Critical Care Training
Pulmonary Fellowship Training
Medical Intensive Care Unit (MICU)
Pulmonary Critical Care first year fellows rotate through three diverse medical intensive care units. Click here for more details.
Second year fellows continue their critical care training during a month long rotation on the anesthesia service. The intent of this rotation is to develop a proficiency in elective and emergent airway management, use of double lumen endotracheal tubes and tube blockers, preoperative pulmonary assessment, and line placement. The fellows are instructed in preoperative clinical assessment related to anesthesia for elective and emergent surgery. There is formal instruction on induction agents, muscle relaxants, opiates, and inhalational agents. The fellows are instructed on the use of medications for conscious sedation. Fellows also spend time in the Post-Anesthesia Care Unit to gain experience in managing the types of problems that occur immediately following surgery. Fellows also attend anesthesia meetings, lectures, and Grand Rounds during this rotation. Fellows also have the opportunity to hone critical care ultrasound skills working with the critical care anesthesia team during this rotation. Fellows also receive additional airway skill development through the Pulmonary Fellow Airway course conducted in the Solomont Simulation Center.
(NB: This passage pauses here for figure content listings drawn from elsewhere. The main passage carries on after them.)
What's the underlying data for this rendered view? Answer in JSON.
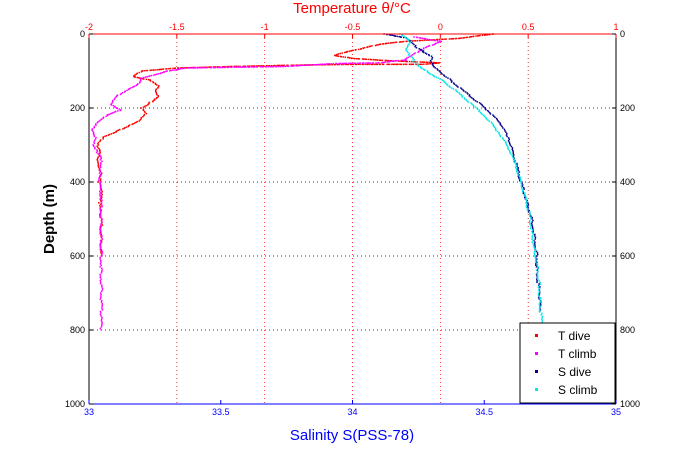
{
  "chart_data": {
    "type": "scatter",
    "title": "Temperature θ/°C",
    "top_axis": {
      "label": "Temperature θ/°C",
      "range": [
        -2,
        1
      ],
      "ticks": [
        -2,
        -1.5,
        -1,
        -0.5,
        0,
        0.5,
        1
      ],
      "tick_labels": [
        "-2",
        "-1.5",
        "-1",
        "-0.5",
        "0",
        "0.5",
        "1"
      ],
      "color": "#ff0000"
    },
    "bottom_axis": {
      "label": "Salinity S(PSS-78)",
      "range": [
        33,
        35
      ],
      "ticks": [
        33,
        33.5,
        34,
        34.5,
        35
      ],
      "tick_labels": [
        "33",
        "33.5",
        "34",
        "34.5",
        "35"
      ],
      "color": "#0000ff"
    },
    "y_axis": {
      "label": "Depth (m)",
      "range": [
        0,
        1000
      ],
      "inverted": true,
      "ticks": [
        0,
        200,
        400,
        600,
        800,
        1000
      ],
      "tick_labels": [
        "0",
        "200",
        "400",
        "600",
        "800",
        "1000"
      ]
    },
    "grid": "dotted",
    "legend_position": "bottom-right",
    "series": [
      {
        "name": "T dive",
        "axis": "temperature",
        "color": "#ff0000",
        "points": [
          [
            0.3,
            0
          ],
          [
            0.1,
            12
          ],
          [
            -0.2,
            20
          ],
          [
            -0.35,
            28
          ],
          [
            -0.45,
            40
          ],
          [
            -0.55,
            50
          ],
          [
            -0.6,
            58
          ],
          [
            -0.5,
            66
          ],
          [
            -0.3,
            72
          ],
          [
            0.0,
            78
          ],
          [
            -0.1,
            82
          ],
          [
            -0.5,
            82
          ],
          [
            -0.8,
            84
          ],
          [
            -1.2,
            88
          ],
          [
            -1.5,
            92
          ],
          [
            -1.7,
            100
          ],
          [
            -1.75,
            115
          ],
          [
            -1.65,
            125
          ],
          [
            -1.6,
            140
          ],
          [
            -1.62,
            155
          ],
          [
            -1.6,
            170
          ],
          [
            -1.65,
            185
          ],
          [
            -1.7,
            200
          ],
          [
            -1.68,
            215
          ],
          [
            -1.72,
            235
          ],
          [
            -1.78,
            250
          ],
          [
            -1.85,
            265
          ],
          [
            -1.92,
            280
          ],
          [
            -1.95,
            300
          ],
          [
            -1.93,
            320
          ],
          [
            -1.95,
            340
          ],
          [
            -1.94,
            360
          ],
          [
            -1.93,
            380
          ],
          [
            -1.94,
            400
          ],
          [
            -1.93,
            430
          ],
          [
            -1.94,
            460
          ],
          [
            -1.93,
            500
          ],
          [
            -1.93,
            550
          ],
          [
            -1.93,
            600
          ]
        ]
      },
      {
        "name": "T climb",
        "axis": "temperature",
        "color": "#ff00ff",
        "points": [
          [
            -0.15,
            8
          ],
          [
            0.0,
            20
          ],
          [
            -0.1,
            40
          ],
          [
            -0.2,
            70
          ],
          [
            -0.35,
            78
          ],
          [
            -0.6,
            80
          ],
          [
            -0.9,
            88
          ],
          [
            -1.2,
            90
          ],
          [
            -1.45,
            92
          ],
          [
            -1.55,
            100
          ],
          [
            -1.7,
            120
          ],
          [
            -1.72,
            135
          ],
          [
            -1.78,
            150
          ],
          [
            -1.85,
            170
          ],
          [
            -1.88,
            190
          ],
          [
            -1.82,
            205
          ],
          [
            -1.9,
            220
          ],
          [
            -1.95,
            240
          ],
          [
            -1.98,
            260
          ],
          [
            -1.96,
            280
          ],
          [
            -1.97,
            300
          ],
          [
            -1.95,
            320
          ],
          [
            -1.93,
            340
          ],
          [
            -1.94,
            360
          ],
          [
            -1.94,
            400
          ],
          [
            -1.93,
            450
          ],
          [
            -1.93,
            500
          ],
          [
            -1.93,
            550
          ],
          [
            -1.93,
            600
          ],
          [
            -1.93,
            650
          ],
          [
            -1.93,
            700
          ],
          [
            -1.93,
            750
          ],
          [
            -1.93,
            800
          ]
        ]
      },
      {
        "name": "S dive",
        "axis": "salinity",
        "color": "#00008b",
        "points": [
          [
            34.12,
            0
          ],
          [
            34.2,
            10
          ],
          [
            34.22,
            20
          ],
          [
            34.25,
            40
          ],
          [
            34.3,
            60
          ],
          [
            34.3,
            80
          ],
          [
            34.33,
            100
          ],
          [
            34.38,
            130
          ],
          [
            34.45,
            170
          ],
          [
            34.52,
            210
          ],
          [
            34.57,
            250
          ],
          [
            34.6,
            300
          ],
          [
            34.62,
            350
          ],
          [
            34.64,
            400
          ],
          [
            34.66,
            450
          ],
          [
            34.68,
            500
          ],
          [
            34.69,
            550
          ],
          [
            34.7,
            600
          ],
          [
            34.7,
            650
          ],
          [
            34.71,
            700
          ],
          [
            34.71,
            750
          ]
        ]
      },
      {
        "name": "S climb",
        "axis": "salinity",
        "color": "#00e5e5",
        "points": [
          [
            34.18,
            0
          ],
          [
            34.22,
            20
          ],
          [
            34.2,
            40
          ],
          [
            34.22,
            60
          ],
          [
            34.24,
            80
          ],
          [
            34.28,
            100
          ],
          [
            34.35,
            130
          ],
          [
            34.42,
            170
          ],
          [
            34.5,
            220
          ],
          [
            34.56,
            270
          ],
          [
            34.6,
            320
          ],
          [
            34.63,
            380
          ],
          [
            34.65,
            430
          ],
          [
            34.67,
            480
          ],
          [
            34.68,
            530
          ],
          [
            34.69,
            580
          ],
          [
            34.7,
            630
          ],
          [
            34.71,
            680
          ],
          [
            34.71,
            730
          ],
          [
            34.72,
            780
          ],
          [
            34.72,
            800
          ]
        ]
      }
    ]
  }
}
Surgical Intensive Care Rotation:
Third year fellows continue their critical care training by spending 2 months in the surgical intensive care units of Boston Medical Center as critical care fellows. This unique clinical experience takes advantage of the fact that Boston Medical Center is a Level I trauma center, with 26 SICU beds, and 1544 trauma admissions a year. In this capacity, Boston Medical Center is a receiving facility for the Boston Medflight Program, which is the main air evacuation system for this region. The critical care staff is board certified by The American Board of Surgery, Internal Medicine, and/or Anesthesia, and Critical Care. During this rotation, our fellows are directly involved in the care of severely injured patients, gaining the skills necessary to care for trauma victims. In addition to trauma, our fellows are involved in the care of orthopedic, general surgical, neurosurgical, and vascular patients that are admitted to the surgical intensive care unit.